Margaret (Sue) Casaceli, RN, Cardiac Stress Lab, UMass Memorial – Marlborough Hospital
It's normal for patients to feel nervous before undergoing cardiac stress testing. "Patients can have anxiety about taking the test and what it may reveal," said Margaret "Sue" Casaceli, RN, who works in the Cardiac Stress Lab at UMass Memorial – Marlborough Hospital. What patients might not know, however, is that Sue and her fellow caregivers are preparing for their visit long before they arrive.
Sue reviews patients' medical records in advance to anticipate any questions or issues they might have. "When patients arrive, I welcome them to the lab," Sue said. "Then, I sit down with them for a one-to-one interview. I can tell if they're anxious or if their mood is serious, or if they're more relaxed. We tailor our approach to the patients' needs."

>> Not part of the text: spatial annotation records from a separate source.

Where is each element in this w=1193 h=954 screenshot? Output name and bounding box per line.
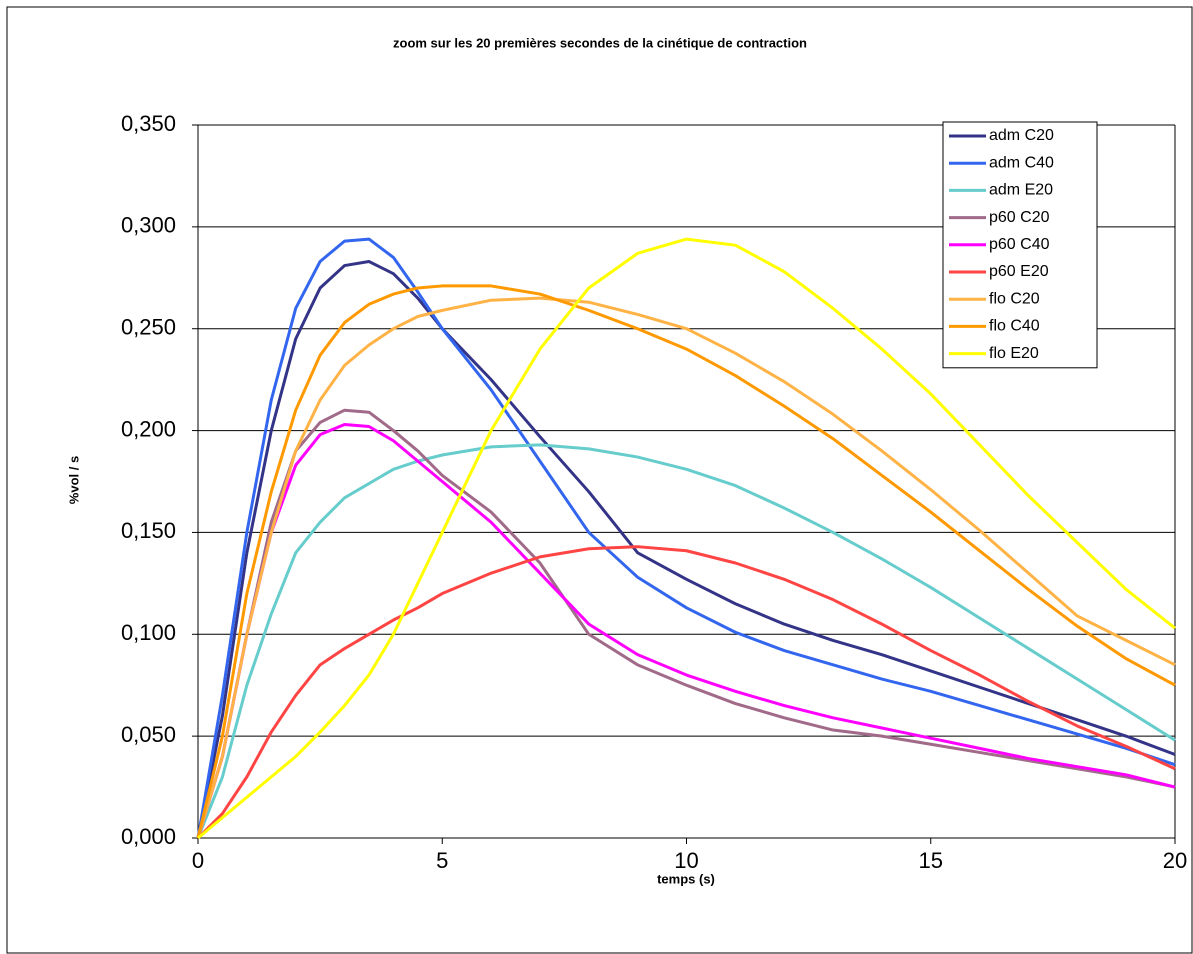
- x-tick-label: 10: [674, 848, 698, 873]
- series-line: [196, 443, 1176, 839]
- series-line: [196, 284, 1176, 839]
- x-tick-label: 0: [192, 848, 204, 873]
- y-tick-label: 0,100: [121, 620, 176, 645]
- series-line: [197, 237, 1176, 840]
- legend-label: adm C20: [989, 127, 1054, 144]
- x-tick-label: 5: [436, 848, 448, 873]
- series-line: [196, 545, 1176, 840]
- y-tick-label: 0,150: [121, 518, 176, 543]
- legend-label: flo C40: [989, 318, 1040, 335]
- chart-title: zoom sur les 20 premières secondes de la…: [393, 35, 807, 50]
- legend-label: flo C20: [989, 290, 1040, 307]
- y-axis-label: %vol / s: [66, 456, 81, 504]
- legend-label: p60 C20: [989, 209, 1050, 226]
- series-line: [196, 296, 1176, 839]
- series-line: [196, 422, 1176, 839]
- y-tick-label: 0,000: [121, 824, 176, 849]
- legend-label: adm E20: [989, 182, 1053, 199]
- series-line: [196, 237, 1176, 839]
- legend-label: flo E20: [989, 345, 1039, 362]
- y-tick-label: 0,350: [121, 111, 176, 136]
- x-tick-label: 20: [1163, 848, 1187, 873]
- legend-label: adm C40: [989, 154, 1054, 171]
- y-tick-label: 0,200: [121, 416, 176, 441]
- x-tick-label: 15: [919, 848, 943, 873]
- x-axis-label: temps (s): [657, 871, 715, 886]
- legend-label: p60 C40: [989, 236, 1050, 253]
- y-tick-label: 0,050: [121, 722, 176, 747]
- series-line: [196, 259, 1176, 839]
- y-tick-label: 0,250: [121, 315, 176, 340]
- y-tick-label: 0,300: [121, 213, 176, 238]
- legend-label: p60 E20: [989, 263, 1049, 280]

The lab performs different types of cardiac stress tests on both an in-patient and out-patient basis, including exercise treadmill tests, nuclear imaging stress tests, and stress testing with echocardiography. They work closely with the adjacent nuclear stress testing and echocardiography labs. "We're in our own little world down here," said Sue, who takes the time to allay patients' fears and address their concerns. She also contacts their cardiologists if she has any questions. "I tell patients I have 33 years of nursing experience. The exercise physiologist has 15 to 20 years. But we also have cardiology backup if we have any questions at all," Sue said. "When patients realize that we know a lot about them, that helps reassure them they're in good hands."
Sue puts her own heart into her work, so patients can have a positive experience. She and her fellow staff give patients ongoing reassurance to make the stress tests as comfortable as possible. Going the extra mile is just part of being a caregiver. Sue recalls a male patient who'd had a tough time recovering from an accident that left him paralyzed. Staff took extra time to talk with him about his situation and to make his visit as pleasant as possible. They even ordered him a special meal from the cafeteria. "He left saying thank you for the care and concern he received by all the members of the team here at Marlborough Hospital," Sue said. "In my home growing up, I was always taught to do unto others as you would have them do unto you. I truly do treat patients the way that I would like myself, my family and friends to be treated!"